Brazil’s central bank has spent some US$ 36 billion dollars intervening in the markets in an effort to slow the rise of the real in the first six months of the year. The administration of President Dilma Rousseff has also slapped taxes on financial transactions to discourage speculative investments from abroad.
From São Paulo at a business leaders event Finance minister Guido Mantega said on Monday the Brazilian government was ready to take any measures necessary to fight excessive currency gains and blamed the US and China monetary policies for much of the trouble as well as uncertainty in the Euro zone.
“The government is still seriously watching the currency and we’re always ready to take measures that will stop excessive gains in the Brazilian currency” Mantega said.
Just hours after Mantega spoke, the central bank called a dollar forward auction to try to contain the real rally, a tool that policymakers have not used since April.
The real gains have worried Brazilian exporters, who find their produce more expensive, and so harder to sell, abroad. The Brazilian government has promised industry a fiscal package to help retain competitiveness which should be announced next week.

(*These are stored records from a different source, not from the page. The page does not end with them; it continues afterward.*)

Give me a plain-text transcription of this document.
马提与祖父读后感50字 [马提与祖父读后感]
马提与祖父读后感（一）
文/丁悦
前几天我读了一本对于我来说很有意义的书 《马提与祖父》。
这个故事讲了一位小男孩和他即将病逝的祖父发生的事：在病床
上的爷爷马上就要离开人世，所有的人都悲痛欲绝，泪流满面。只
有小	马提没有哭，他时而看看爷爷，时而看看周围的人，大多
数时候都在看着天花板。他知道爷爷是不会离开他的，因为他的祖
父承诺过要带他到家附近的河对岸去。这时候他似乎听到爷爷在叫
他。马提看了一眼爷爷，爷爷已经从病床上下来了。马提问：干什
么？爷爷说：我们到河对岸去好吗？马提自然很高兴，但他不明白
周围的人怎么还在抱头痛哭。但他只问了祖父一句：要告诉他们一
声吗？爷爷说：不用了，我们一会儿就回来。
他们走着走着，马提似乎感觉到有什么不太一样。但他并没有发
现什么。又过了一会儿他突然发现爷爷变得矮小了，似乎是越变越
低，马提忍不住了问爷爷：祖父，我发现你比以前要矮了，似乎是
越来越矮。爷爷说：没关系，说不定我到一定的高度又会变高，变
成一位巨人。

But the stronger real also helps contain consumer prices by boosting cheap imports. With Brazil’s 12-month inflation rate above target for more than three months now, some analysts have speculated that the government could tolerate a stronger real as a means to fight inflation.
However Mantega denies such speculation and blames the United States ultra-loose money policy for the real gains and China for refusing to let the Yuan float freely.
“This problem will only get better when there’s a recovery in the (US) economy” he added. Mantega also insisted with his argument that there is no ‘overheating’ in the Brazilian economy.
“The problem isn’t overheating in the Brazilian economy: it’s under-heating in advanced economies” underlined the Brazilian minister.
With the currency ever so strong against the US dollar Brazilians are traveling overseas and spending as never before, according to the latest figures from the Central Bank.
“Spending overseas in June and in the first half of 2011 is the highest ever since the Central Bank begun taking records in 1947”, said Tulio Maciel, head of the Central bank Economic Department.
In July the tendency is even steeper given the winter holidays in Brazil. So far this month, Brazilians have spent overseas 1.32 billion dollars. However the overall sum is greater since the Central bank account refers to net values and thus 338 million dollars spent by incoming tourists was subtracted from 1.7 billion.
Maciel also pointed out that the use of credit cards by Brazilians is falling following the tax increase on financial operations imposed last April.
That month spending on credit card was 59% above the same month in 2010, but in May the increase was down to 33.9% and in June, down to 23.4%.
Similarly the percentage of travel expenses paid with credit cards is down from 60.1% in April to 54.7% in May and 54.2% in June.
With the strong real many Brazilians are preferring to travel overseas. Furthermore some of the travel packages to Europe and the United States are cheaper than spending the same time in the country’s northeast where its summer all year.
The dollar floats in the range of 1.50 to 1.55 Real, having appreciated 40% since the 2008/09 international recession.